É mais fácil se saber quando olha no espelho e encontra ali o reflexo de uma verdade.

terça-feira, 17 de janeiro de 2012

Quando eu fico muito feliz, não saio bem na foto. Sem trocadilhos. Sorrio demais. Um sorriso escancarado que não é fotogênico. Não me preocupo com meu melhor perfil nem com a papada que certemente surgirá desse ângulo. Minha felicidade não é medida em pixels. 

Sempre penso, vendo as fotos, que eu poderia ter feito uma pose mais elegante e que meus cabelos poderiam estar mais bonitos. Talvez seja por isso que, embora aprecie bastante fotografia, eu tenha poucos registros  em comparação aos meus contemporâneos.

Apesar disso, deixo-me fotografar. Tenho a esperança de que um dia essas imagens servirão a uma memória já cansada e serão a cartografia dos dias vividos. Acredito que no tempo da velhice, caso eu chegue lá, a beleza não terá tanta importância ou ela terá mudado de sentido, possivelmente. Oxalá eu esteja sempre feia nas fotos: sinal de que aquele fora um momento de extrema felicidade.

sábado, 7 de janeiro de 2012

Eu tenho par nisto tudo neste mundo.

Tenho preguiça de dissertar. Acho dissertações, em geral, chatas. Desprezo a arrogância daqueles que querem provar que estão certos. Os com razão não me interessam. Adoro os incertos, os poetas, os bêbados, os otimistas, os cheios de esperança. 

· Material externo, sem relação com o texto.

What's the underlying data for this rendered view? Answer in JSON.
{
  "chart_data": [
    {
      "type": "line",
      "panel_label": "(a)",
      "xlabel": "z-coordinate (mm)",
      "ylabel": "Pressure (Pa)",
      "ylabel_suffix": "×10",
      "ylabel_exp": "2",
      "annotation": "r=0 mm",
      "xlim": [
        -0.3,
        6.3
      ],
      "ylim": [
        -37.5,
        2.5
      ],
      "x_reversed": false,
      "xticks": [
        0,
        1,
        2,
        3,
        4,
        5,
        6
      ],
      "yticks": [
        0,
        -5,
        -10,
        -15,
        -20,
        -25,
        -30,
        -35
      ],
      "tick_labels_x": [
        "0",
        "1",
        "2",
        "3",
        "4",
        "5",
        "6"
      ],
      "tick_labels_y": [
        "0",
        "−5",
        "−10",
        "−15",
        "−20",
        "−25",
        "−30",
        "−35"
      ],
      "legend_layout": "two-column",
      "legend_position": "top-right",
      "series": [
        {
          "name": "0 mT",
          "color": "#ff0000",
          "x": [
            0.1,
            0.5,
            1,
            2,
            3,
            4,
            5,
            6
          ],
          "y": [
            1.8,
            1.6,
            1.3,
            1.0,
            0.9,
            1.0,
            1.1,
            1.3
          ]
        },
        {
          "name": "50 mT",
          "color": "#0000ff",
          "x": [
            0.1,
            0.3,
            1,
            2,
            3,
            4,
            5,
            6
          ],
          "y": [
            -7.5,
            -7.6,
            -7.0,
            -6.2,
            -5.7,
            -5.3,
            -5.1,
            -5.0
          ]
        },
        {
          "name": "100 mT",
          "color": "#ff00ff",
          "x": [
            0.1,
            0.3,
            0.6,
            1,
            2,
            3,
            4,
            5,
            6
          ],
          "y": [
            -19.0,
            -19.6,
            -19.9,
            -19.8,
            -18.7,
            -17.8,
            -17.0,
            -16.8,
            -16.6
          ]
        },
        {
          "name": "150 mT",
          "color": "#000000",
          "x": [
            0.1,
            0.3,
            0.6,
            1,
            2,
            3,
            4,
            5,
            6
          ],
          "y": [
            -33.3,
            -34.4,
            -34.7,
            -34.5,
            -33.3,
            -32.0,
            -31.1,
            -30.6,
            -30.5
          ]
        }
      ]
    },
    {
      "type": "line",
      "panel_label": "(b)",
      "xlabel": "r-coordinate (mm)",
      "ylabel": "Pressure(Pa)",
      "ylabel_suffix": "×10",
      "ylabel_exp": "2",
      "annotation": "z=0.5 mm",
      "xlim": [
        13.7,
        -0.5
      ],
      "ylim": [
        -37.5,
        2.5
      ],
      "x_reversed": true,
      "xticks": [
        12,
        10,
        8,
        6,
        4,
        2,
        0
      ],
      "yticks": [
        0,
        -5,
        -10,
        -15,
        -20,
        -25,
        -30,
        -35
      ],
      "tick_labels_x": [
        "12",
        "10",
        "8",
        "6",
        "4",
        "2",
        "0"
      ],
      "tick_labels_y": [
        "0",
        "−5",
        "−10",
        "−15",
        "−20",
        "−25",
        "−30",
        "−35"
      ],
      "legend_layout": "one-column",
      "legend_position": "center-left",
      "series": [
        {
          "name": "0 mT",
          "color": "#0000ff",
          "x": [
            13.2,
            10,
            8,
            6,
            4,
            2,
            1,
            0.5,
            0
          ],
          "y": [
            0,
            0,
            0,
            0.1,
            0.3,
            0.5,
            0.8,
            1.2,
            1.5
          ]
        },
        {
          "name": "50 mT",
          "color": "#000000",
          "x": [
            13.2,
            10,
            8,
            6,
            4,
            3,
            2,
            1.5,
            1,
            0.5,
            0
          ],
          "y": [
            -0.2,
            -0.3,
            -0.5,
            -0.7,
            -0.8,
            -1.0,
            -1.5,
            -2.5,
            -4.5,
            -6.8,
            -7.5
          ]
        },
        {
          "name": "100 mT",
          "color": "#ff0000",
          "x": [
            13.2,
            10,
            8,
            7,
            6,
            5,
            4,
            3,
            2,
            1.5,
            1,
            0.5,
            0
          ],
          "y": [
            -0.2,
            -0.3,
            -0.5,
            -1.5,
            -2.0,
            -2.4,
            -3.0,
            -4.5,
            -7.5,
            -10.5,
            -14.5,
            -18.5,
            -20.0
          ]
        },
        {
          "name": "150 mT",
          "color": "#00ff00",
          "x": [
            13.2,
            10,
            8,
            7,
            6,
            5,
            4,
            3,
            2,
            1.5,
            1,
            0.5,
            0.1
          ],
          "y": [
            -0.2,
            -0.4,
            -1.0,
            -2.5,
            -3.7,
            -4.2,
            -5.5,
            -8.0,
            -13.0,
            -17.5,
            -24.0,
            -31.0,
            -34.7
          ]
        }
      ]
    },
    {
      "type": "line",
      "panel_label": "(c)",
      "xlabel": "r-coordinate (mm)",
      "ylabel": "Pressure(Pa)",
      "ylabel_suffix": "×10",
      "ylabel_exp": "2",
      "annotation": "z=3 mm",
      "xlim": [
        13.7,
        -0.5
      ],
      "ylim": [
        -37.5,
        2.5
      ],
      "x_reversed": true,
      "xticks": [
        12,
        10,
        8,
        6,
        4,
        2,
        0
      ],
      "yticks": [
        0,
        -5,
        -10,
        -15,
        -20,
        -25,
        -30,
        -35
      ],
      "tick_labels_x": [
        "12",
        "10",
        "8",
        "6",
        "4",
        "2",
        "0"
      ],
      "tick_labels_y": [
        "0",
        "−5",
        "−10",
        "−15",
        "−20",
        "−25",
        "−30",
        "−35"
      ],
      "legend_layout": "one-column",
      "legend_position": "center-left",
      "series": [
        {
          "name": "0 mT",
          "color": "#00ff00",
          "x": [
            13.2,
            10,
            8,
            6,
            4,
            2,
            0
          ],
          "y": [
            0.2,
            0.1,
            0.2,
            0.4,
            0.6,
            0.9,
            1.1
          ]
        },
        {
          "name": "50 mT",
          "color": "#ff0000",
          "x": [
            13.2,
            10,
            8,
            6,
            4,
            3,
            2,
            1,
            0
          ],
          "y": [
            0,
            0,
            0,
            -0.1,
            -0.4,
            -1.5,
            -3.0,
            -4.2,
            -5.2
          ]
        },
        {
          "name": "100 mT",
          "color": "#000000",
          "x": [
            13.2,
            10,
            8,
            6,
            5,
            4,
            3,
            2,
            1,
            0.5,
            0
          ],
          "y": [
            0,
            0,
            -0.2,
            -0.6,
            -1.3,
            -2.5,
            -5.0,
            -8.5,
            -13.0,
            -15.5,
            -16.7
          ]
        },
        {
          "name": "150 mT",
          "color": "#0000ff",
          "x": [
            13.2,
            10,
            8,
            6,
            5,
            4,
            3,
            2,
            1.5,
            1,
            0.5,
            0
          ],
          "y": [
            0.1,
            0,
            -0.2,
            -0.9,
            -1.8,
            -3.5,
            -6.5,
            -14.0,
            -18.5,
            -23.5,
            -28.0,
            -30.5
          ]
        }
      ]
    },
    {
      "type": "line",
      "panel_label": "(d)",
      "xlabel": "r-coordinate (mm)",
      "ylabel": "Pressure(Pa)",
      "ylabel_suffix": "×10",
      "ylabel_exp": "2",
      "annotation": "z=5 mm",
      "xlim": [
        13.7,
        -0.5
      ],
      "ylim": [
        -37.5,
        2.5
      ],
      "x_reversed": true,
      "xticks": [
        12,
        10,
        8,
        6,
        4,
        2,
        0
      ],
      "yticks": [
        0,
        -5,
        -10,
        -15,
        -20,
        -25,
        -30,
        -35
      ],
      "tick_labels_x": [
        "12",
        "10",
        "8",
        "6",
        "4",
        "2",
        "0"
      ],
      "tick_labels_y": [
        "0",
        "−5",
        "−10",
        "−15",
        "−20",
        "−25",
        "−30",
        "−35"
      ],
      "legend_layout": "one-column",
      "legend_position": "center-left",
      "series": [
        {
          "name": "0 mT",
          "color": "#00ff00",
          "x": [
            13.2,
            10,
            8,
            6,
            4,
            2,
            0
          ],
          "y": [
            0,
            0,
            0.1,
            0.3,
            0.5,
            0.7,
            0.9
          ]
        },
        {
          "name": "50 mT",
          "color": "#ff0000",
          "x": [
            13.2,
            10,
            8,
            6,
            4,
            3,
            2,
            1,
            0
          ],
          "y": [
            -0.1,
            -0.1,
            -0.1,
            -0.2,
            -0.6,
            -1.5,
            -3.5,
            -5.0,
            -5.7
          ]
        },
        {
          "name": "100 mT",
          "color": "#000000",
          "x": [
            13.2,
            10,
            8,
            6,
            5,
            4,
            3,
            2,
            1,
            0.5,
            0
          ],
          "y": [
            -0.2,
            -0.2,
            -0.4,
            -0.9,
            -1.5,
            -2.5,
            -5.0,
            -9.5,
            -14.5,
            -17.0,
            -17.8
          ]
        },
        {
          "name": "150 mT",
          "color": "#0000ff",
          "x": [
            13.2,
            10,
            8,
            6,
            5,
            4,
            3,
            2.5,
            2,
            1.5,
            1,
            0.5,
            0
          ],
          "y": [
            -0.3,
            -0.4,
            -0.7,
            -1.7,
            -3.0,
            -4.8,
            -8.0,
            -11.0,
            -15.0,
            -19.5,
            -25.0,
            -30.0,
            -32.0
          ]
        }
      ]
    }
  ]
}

Mas há uma ideia que vem me perseguindo que daria uma ótima dissertação. Eu poderia desfiá-la por várias linhas, apresentar pontos de vistas diversos e etc e tal. Nada disso me apetece. Então vou só dizer para eu não esquecer: estou sempre fazendo testamentos. Serei ética e não direi que isso saiu da minha cabeça. Foi outra pessoa quem o disse, mas me atingiu tão em cheio que duvidei da inexistência de Deus.

É isso: você precisa desejar e ser bom no que deseja. Simples assim. Só isso. Na verdade essa pessoa disse isso de outro modo, bem mais elaborado, meio entediante. Mas me transformou. 

Ela não disse e eu ouvi: ser bom não é ser melhor, pelo contrário: se ver bem pequenina, se despojar, desapegar, se assemelhar em vez de se diferenciar tornam a vida bem bonita.


quarta-feira, 26 de outubro de 2011

E, de repente, quando percebo, eu sou toda texto.